When Dave Kurr was a kid exploring the hills north of Prescott with his friends, he was bummed out when they would find arrowheads and he never did.
It took him until he was 43 years old to find an Indian artifact, but he’s made up for it by finding an amazingly rare ceramic jar on the Prescott National Forest.
And instead of keeping it to show his friends, he chose to do the right thing by leaving it where it was and reporting it to archaeologists, so everyone could learn more about the people who created it.
“It’s not going to do me any good in my house,” Kurr said. “I thought it would be more beneficial to them.”
Kurr found an intact clay jar used by the Yavapai people long ago. Realizing that the location of an artifact is important to understanding it, he photographed it, marked its coordinates on his GPS and left it in place.
Then he looked around on the Internet to find an archaeologist he could tell about his find. He located Kelley Ann Hays-Gilpin, an expert on Northern Arizona pottery who teaches archaeology at Northern Arizona University and is chair of anthropology at the Museum of Northern Arizona.
“He’s an angel, because he did the right thing,” Hays-Gilpin said. “He’s just been so generous.
“He just knew that was for everybody, and for the Yavapai descendants.”
But Kurr had no idea just how rare the jar is.
It’s called a Tizon Wiped jar, and only a handful are known to exist.
“It doesn’t get much rarer than that,” Hays-Gilpin said.
It’s probably the first time someone has found something like this on the Prescott National Forest and turned it in.

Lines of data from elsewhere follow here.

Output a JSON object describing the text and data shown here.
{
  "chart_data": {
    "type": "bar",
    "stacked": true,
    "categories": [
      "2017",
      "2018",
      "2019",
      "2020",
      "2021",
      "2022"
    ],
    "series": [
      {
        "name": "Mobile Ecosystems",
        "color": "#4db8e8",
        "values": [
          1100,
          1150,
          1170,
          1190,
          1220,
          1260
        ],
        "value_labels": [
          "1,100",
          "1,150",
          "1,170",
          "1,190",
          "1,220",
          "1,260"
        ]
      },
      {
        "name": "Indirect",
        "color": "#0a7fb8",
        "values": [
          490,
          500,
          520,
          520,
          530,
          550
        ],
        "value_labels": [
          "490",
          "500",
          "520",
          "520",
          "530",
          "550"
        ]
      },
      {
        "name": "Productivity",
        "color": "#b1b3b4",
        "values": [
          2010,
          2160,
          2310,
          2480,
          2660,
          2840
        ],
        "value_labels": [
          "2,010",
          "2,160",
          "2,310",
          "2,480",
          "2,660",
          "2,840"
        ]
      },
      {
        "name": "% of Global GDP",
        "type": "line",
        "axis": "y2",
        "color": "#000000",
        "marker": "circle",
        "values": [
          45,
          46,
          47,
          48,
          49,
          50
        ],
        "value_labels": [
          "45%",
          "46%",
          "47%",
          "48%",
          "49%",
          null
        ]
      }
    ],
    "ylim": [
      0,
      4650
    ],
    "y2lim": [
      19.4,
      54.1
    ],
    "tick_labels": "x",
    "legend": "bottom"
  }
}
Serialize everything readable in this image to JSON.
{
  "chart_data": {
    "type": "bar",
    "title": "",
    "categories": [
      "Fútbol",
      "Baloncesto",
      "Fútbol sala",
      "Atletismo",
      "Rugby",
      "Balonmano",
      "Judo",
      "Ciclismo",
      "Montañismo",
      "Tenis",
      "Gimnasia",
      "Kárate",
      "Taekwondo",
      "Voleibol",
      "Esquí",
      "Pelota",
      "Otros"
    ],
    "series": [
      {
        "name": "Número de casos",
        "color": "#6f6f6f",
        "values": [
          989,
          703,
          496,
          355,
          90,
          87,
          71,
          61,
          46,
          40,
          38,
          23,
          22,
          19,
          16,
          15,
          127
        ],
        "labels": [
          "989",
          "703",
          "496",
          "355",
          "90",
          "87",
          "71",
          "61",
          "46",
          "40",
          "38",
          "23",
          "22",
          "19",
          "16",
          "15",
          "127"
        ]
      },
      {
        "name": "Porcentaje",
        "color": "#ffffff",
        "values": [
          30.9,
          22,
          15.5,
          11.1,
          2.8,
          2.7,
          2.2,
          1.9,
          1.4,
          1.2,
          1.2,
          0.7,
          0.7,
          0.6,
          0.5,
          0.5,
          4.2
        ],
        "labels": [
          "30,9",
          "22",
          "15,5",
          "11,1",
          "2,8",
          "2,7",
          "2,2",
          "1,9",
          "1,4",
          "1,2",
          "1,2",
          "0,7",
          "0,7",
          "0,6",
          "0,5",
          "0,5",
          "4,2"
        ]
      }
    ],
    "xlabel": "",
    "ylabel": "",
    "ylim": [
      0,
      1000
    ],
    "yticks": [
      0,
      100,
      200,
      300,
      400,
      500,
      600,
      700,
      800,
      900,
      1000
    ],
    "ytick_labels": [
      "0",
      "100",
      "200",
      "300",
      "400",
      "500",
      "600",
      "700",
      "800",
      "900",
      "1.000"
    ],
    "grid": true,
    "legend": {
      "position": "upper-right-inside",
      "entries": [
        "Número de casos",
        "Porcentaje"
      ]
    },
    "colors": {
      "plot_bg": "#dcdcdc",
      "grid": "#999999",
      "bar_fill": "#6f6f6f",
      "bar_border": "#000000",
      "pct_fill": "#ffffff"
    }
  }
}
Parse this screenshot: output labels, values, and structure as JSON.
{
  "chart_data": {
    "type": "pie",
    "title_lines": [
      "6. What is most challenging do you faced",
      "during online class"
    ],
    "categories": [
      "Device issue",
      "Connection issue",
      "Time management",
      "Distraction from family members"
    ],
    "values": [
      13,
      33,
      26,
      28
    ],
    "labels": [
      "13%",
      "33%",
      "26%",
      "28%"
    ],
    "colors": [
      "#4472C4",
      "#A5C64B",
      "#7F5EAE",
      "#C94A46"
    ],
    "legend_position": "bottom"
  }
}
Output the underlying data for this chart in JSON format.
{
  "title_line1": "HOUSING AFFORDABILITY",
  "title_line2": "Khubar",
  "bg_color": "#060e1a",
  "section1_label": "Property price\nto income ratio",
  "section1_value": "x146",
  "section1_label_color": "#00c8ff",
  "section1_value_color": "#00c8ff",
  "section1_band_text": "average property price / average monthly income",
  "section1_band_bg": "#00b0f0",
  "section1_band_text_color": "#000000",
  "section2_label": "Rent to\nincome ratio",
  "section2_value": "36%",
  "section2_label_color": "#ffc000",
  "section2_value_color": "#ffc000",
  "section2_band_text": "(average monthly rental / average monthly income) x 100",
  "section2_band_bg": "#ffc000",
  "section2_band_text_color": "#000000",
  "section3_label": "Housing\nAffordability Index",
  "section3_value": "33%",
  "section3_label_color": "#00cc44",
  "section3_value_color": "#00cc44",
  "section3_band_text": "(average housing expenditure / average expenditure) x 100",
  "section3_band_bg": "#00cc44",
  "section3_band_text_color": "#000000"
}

“To find one pretty much whole is phenomenal,” said Elaine Zamora, an archaeologist on the Prescott National Forest who helped relocate the jar and bring it to the forest offices in Prescott. “It’s a thrill to see it.”
Kurr, now a resident of Scottsdale, was geocaching near the Pine Mountain Wilderness Area when he found the jar. Geocaching is like a treasure hunt in which one person hides a container in a remote area and puts the GPS coordinates online, then others try to find it.
So Kurr was walking off-trail where few people travel, looking in places that few people look. He had hiked 11 miles when he thought he might have found the geocache he was seeking, under a rock overhang.
Instead, he found an earthen jar that a Yavapai Indian had left there perhaps centuries ago.
“I just knew it was clay, and it was old,” Kurr said. “And I couldn’t believe how thin it was.
“If I would not have been looking for a geocache, I never would have found it.”
It was in the perfect spot to weather the ages, archaeologists said.
“It was well protected from the elements, or we would have found a bunch of pieces,” Zamora said. “Someone stashed it there. They probably intended to come back to get it.” Hays-Gilpin agreed.
“Somebody protected it by putting it in those rocks… but they didn’t come back,” she said.
When Kurr recently brought his children and other family members to see the jar at the Prescott National Forest office, they pondered who might have left the jar in the rocks so many years ago.
“I’d just love to know the story behind it,” Kurr’s wife, Jennifer, said.
“I think it’s the coolest thing ever,” said Kurr’s sister Carolyn, who still lives in Prescott. “It just has such presence.”
A bedrock food-grinding site is not far away from the spot where the jar was sitting, so it’s possible that someone was storing food they had ground up nearby. Or, they might have been storing berries or water they collected.
Judging by all the soot on it, someone might have been using it for cooking, too, Zamora said. The context of the site might eventually help experts narrow the possibilities.
No good dating methods exist for the jar itself, Hays-Gilpin said. It could date anywhere from about 1400 to 1890.
“This was everyday pottery for the Yavapai people,” Hays-Gilpin said. “Every Yavapai family had a couple of those.
“We know the Yavapai made and used that kind of pottery for hundreds of years, but there are not very many intact.”
That’s because the jars are so fragile, and the Yavapai people were hunter-gatherers who moved around a lot.
It’s called a “wiped” jar because its maker wiped or scraped it with something like coarse grass or a corncob while it was still wet, Hays-Gilpin explained. That would help thin the walls evenly, provide a texture for easy gripping, and protect it against abrasion and thermal shock from repeated heating during cooking.
It’s the first Tizon Wiped jar Hays-Gilpin has ever seen, and she is highly impressed at how skilled its maker was at shaping and firing it.
“It’s amazing,” she said. “It’s just beautiful. It’s plain, but it has a very elegant shape.
“To me, it’s a marvel of engineering.”